Kirchheim. Auch wenn der Anlass gestern Vormittag ein schöner war, so wurden auch nachdenklich Töne angestimmt: „So schön und spektakulär die Landschaft ist, so zerbrechlich ist sie auch“, sagte Bürgermeister Uwe Seibold, als er die vielen Gäste auf einer kleinen Wiese entlang des Neckartalradwegs begrüßte. Der Erhalt der Steillagen hänge an dem berühmten seidenen Faden. Vielen Wengertern sei es nicht mehr möglich, von der mühseligen Bewirtschaftung der Steillagen zu leben. Und wo die Wirtschaftlichkeit fehlt, dauert es meist nicht mehr lange bis der Weinberg brach liegt.

Das ist allerdings kein reines Kirchheimer Problem, sondern betrifft viele Kommunen. Elf von ihnen haben sich vor einiger Zeit zum „Ile Regionalmanagement Neckarschleife“ zusammengeschlossen, um mit vereinten Kräften die einzigartige Kulturlandschaft so weit wie möglich zu erhalten. Eine dabei entstandene Idee waren die Steillagen-Rundwanderwege. Solche sind mittlerweile in Ingersheim und auch Mundelsheim eröffnet worden. In Kirchheim dauerte es pandemiebedingt etwas länger, bis die Wege ausgewiesen, verkehrssicher waren und die Beschilderung aufgestellt wurde. Doch das Warten hat sich gelohnt. Davon konnte sich gestern auch Regionalmanager Peter Wendl überzeugen; er hat die „Kapellenbergrunde“ konzipiert. Herausgekommen ist eine abwechslungsreiche, rund sechs Kilometer lange Tour, die zwar auch durch den Ortskern und entlang des Neckartalradwegs führt, aber eben vor allem durch die Steillagen. Das ist das Besondere an dem Rundwanderweg: Die Ausflügler sind nicht nur ober- und unterhalb der Weinberge unterwegs, sondern werden auch direkt hinein geführt. „So wird das unmittelbare Erlebnis der Steillagen möglich“, sagte Seibold.

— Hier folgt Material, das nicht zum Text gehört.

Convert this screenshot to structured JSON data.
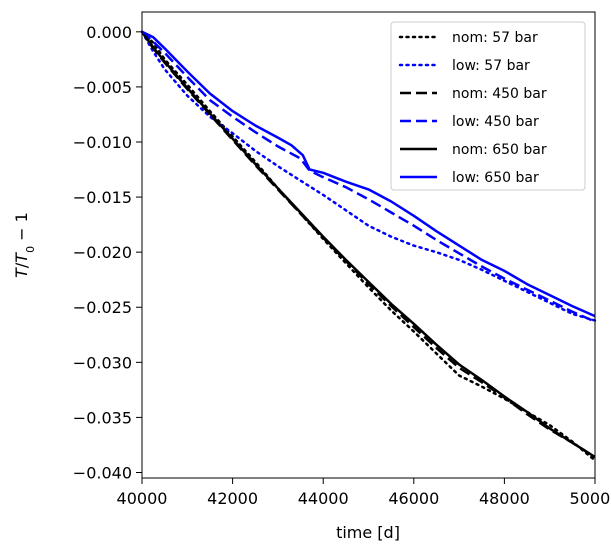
{
  "chart_data": {
    "type": "line",
    "xlabel": "time [d]",
    "ylabel_italic_T": "T",
    "ylabel_sub": "0",
    "ylabel_tail": " − 1",
    "xlim": [
      40000,
      50000
    ],
    "ylim": [
      -0.0405,
      0.0018
    ],
    "x_ticks": [
      40000,
      42000,
      44000,
      46000,
      48000,
      50000
    ],
    "x_tick_labels": [
      "40000",
      "42000",
      "44000",
      "46000",
      "48000",
      "50000"
    ],
    "y_ticks": [
      0.0,
      -0.005,
      -0.01,
      -0.015,
      -0.02,
      -0.025,
      -0.03,
      -0.035,
      -0.04
    ],
    "y_tick_labels": [
      "0.000",
      "−0.005",
      "−0.010",
      "−0.015",
      "−0.020",
      "−0.025",
      "−0.030",
      "−0.035",
      "−0.040"
    ],
    "grid": false,
    "legend_position": "top-right",
    "colors": {
      "nom": "#000000",
      "low": "#0000ff"
    },
    "series": [
      {
        "name": "nom: 57 bar",
        "color": "#000000",
        "style": "dotted",
        "x": [
          40000,
          40250,
          40500,
          41000,
          41500,
          42000,
          42500,
          43000,
          43500,
          44000,
          44500,
          45000,
          45500,
          46000,
          46500,
          47000,
          47500,
          48000,
          48500,
          49000,
          49500,
          50000
        ],
        "y": [
          0.0,
          -0.001,
          -0.0025,
          -0.0048,
          -0.0072,
          -0.0095,
          -0.0118,
          -0.0142,
          -0.0165,
          -0.0188,
          -0.021,
          -0.0232,
          -0.0253,
          -0.0272,
          -0.0292,
          -0.0312,
          -0.0322,
          -0.0333,
          -0.0345,
          -0.0357,
          -0.0372,
          -0.0389
        ]
      },
      {
        "name": "low: 57 bar",
        "color": "#0000ff",
        "style": "dotted",
        "x": [
          40000,
          40250,
          40500,
          41000,
          41500,
          42000,
          42500,
          43000,
          43500,
          44000,
          44500,
          45000,
          45500,
          46000,
          46500,
          47000,
          47500,
          48000,
          48500,
          49000,
          49500,
          50000
        ],
        "y": [
          0.0,
          -0.0018,
          -0.0034,
          -0.0058,
          -0.0077,
          -0.0092,
          -0.0108,
          -0.0122,
          -0.0135,
          -0.0148,
          -0.0162,
          -0.0176,
          -0.0186,
          -0.0194,
          -0.02,
          -0.0207,
          -0.0216,
          -0.0226,
          -0.0236,
          -0.0246,
          -0.0256,
          -0.0262
        ]
      },
      {
        "name": "nom: 450 bar",
        "color": "#000000",
        "style": "dashed",
        "x": [
          40000,
          40250,
          40500,
          41000,
          41500,
          42000,
          42500,
          43000,
          43500,
          44000,
          44500,
          45000,
          45500,
          46000,
          46500,
          47000,
          47500,
          48000,
          48500,
          49000,
          49500,
          50000
        ],
        "y": [
          0.0,
          -0.0015,
          -0.0028,
          -0.0052,
          -0.0075,
          -0.0098,
          -0.0121,
          -0.0143,
          -0.0165,
          -0.0187,
          -0.0208,
          -0.0229,
          -0.0249,
          -0.0268,
          -0.0287,
          -0.0305,
          -0.0318,
          -0.0332,
          -0.0347,
          -0.0361,
          -0.0373,
          -0.0386
        ]
      },
      {
        "name": "low: 450 bar",
        "color": "#0000ff",
        "style": "dashed",
        "x": [
          40000,
          40250,
          40500,
          41000,
          41500,
          42000,
          42500,
          43000,
          43500,
          43700,
          44000,
          44500,
          45000,
          45500,
          46000,
          46500,
          47000,
          47500,
          48000,
          48500,
          49000,
          49500,
          50000
        ],
        "y": [
          0.0,
          -0.0009,
          -0.0019,
          -0.0041,
          -0.0062,
          -0.0077,
          -0.0091,
          -0.0104,
          -0.0115,
          -0.0126,
          -0.0132,
          -0.0141,
          -0.0152,
          -0.0164,
          -0.0176,
          -0.0189,
          -0.0201,
          -0.0213,
          -0.0224,
          -0.0234,
          -0.0244,
          -0.0254,
          -0.0263
        ]
      },
      {
        "name": "nom: 650 bar",
        "color": "#000000",
        "style": "solid",
        "x": [
          40000,
          40250,
          40500,
          41000,
          41500,
          42000,
          42500,
          43000,
          43500,
          44000,
          44500,
          45000,
          45500,
          46000,
          46500,
          47000,
          47500,
          48000,
          48500,
          49000,
          49500,
          50000
        ],
        "y": [
          0.0,
          -0.0014,
          -0.0027,
          -0.0051,
          -0.0074,
          -0.0097,
          -0.012,
          -0.0142,
          -0.0164,
          -0.0186,
          -0.0207,
          -0.0227,
          -0.0247,
          -0.0265,
          -0.0284,
          -0.0302,
          -0.0316,
          -0.0331,
          -0.0345,
          -0.036,
          -0.0373,
          -0.0386
        ]
      },
      {
        "name": "low: 650 bar",
        "color": "#0000ff",
        "style": "solid",
        "x": [
          40000,
          40250,
          40500,
          41000,
          41500,
          42000,
          42500,
          43000,
          43300,
          43550,
          43700,
          44000,
          44500,
          45000,
          45500,
          46000,
          46500,
          47000,
          47500,
          48000,
          48500,
          49000,
          49500,
          50000
        ],
        "y": [
          0.0,
          -0.0005,
          -0.0015,
          -0.0036,
          -0.0056,
          -0.0072,
          -0.0085,
          -0.0096,
          -0.0103,
          -0.0112,
          -0.0125,
          -0.0128,
          -0.0136,
          -0.0143,
          -0.0154,
          -0.0167,
          -0.0181,
          -0.0194,
          -0.0207,
          -0.0217,
          -0.0229,
          -0.0239,
          -0.0249,
          -0.0258
        ]
      }
    ]
  }
}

Insgesamt 70000 Euro seien investiert worden, der Verband Region Stuttgart (VRS) übernahm 50 Prozent der Kosten. Seibold: „Nur gemeinsam ist es möglich, die Herausforderung – die Kulturlandschaft zu erhalten – zu stemmen.“ Der VRS wiederum war glücklich über das eingereichte Projekt, wie der stellvertretende VRS-Vorsitzende Rainer Gessler sagte: Die Region lebe von guten Vorschlägen wie diesem, die in der Summe eine grüne Infrastruktur bildeten. Und eben eine solche grüne Infrastruktur mache die Region, insbesondere den Landkreis auch für Touristen sehr interessant. Er sprach über die anstrengende Steillagenbewirtschaftung und meinte, es sei gut und recht, dass die Landschaft unterstützt werde. Und: „Kirchheim ist auf einem absolut guten Weg“, sagte er über den kommunalen Eigenbetrieb, der seit Anfang 2020 brachliegende Steillagen aufbereitet, bewirtschaftet und bereits die ersten Weine produziert. Die Kommune schließt mit Grundstückseigentümern kostenfreie Pachtverträge ab und kann zudem Flächen, die ihr bereits als Schenkung angeboten worden waren, als „bedingte Schenkung“ annehmen (wir berichteten mehrfach). „Wenn jemand nicht mehr kann, dann engagiert sich die Gemeinde weiter“, sagte Gessler. Das sei wichtig, sonst bestehe die Gefahr eines Dominoeffekts – liegt ein Weinberg brach, folgt bald darauf der nächste.

Wie schnell die Steillagen weniger werden können, verdeutlichte Dr. Christian Sußner vom Umwelt-Dezernat des Landratsamts Ludwigsburg. Zwar gebe es nirgendwo sonst in Deutschland so viele terrassierte Steillagen wie hier im Landkreis. Doch vor etwa fünf Jahren seien es noch 365 Hektar gewesen, jetzt eher 320 bis 330 Hektar. Deswegen sei es schön, dass es solche Projekte gebe, mit denen das Bewusstsein für die Steillagen geschaffen werden. „Es ist mehr als Weinbau: Es ist Ökologie mit seinem unglaublichen Artenreichtum, es ist auch Gegenstand des Tourismus und es ist eine wirtschaftliche Betätigung.“

Und die Steillagen sind auch beliebter Ort für Kultur – zumindest in Kirchheim. So hat gestern nicht nur Saxofonist Klaus Graf mit dem Dukes Jazzquartett den ganzen Tag für Musik gesorgt, sondern es wurde auch die Ausstellung von Brigitta Loch eröffnet. Die großen Bilder, die unter dem Motto „Mauerköpfe“ entlang des Neckartal-Radwegs in den Steillagen platziert sind, sollen die Betrachter zum Nachdenken anregen.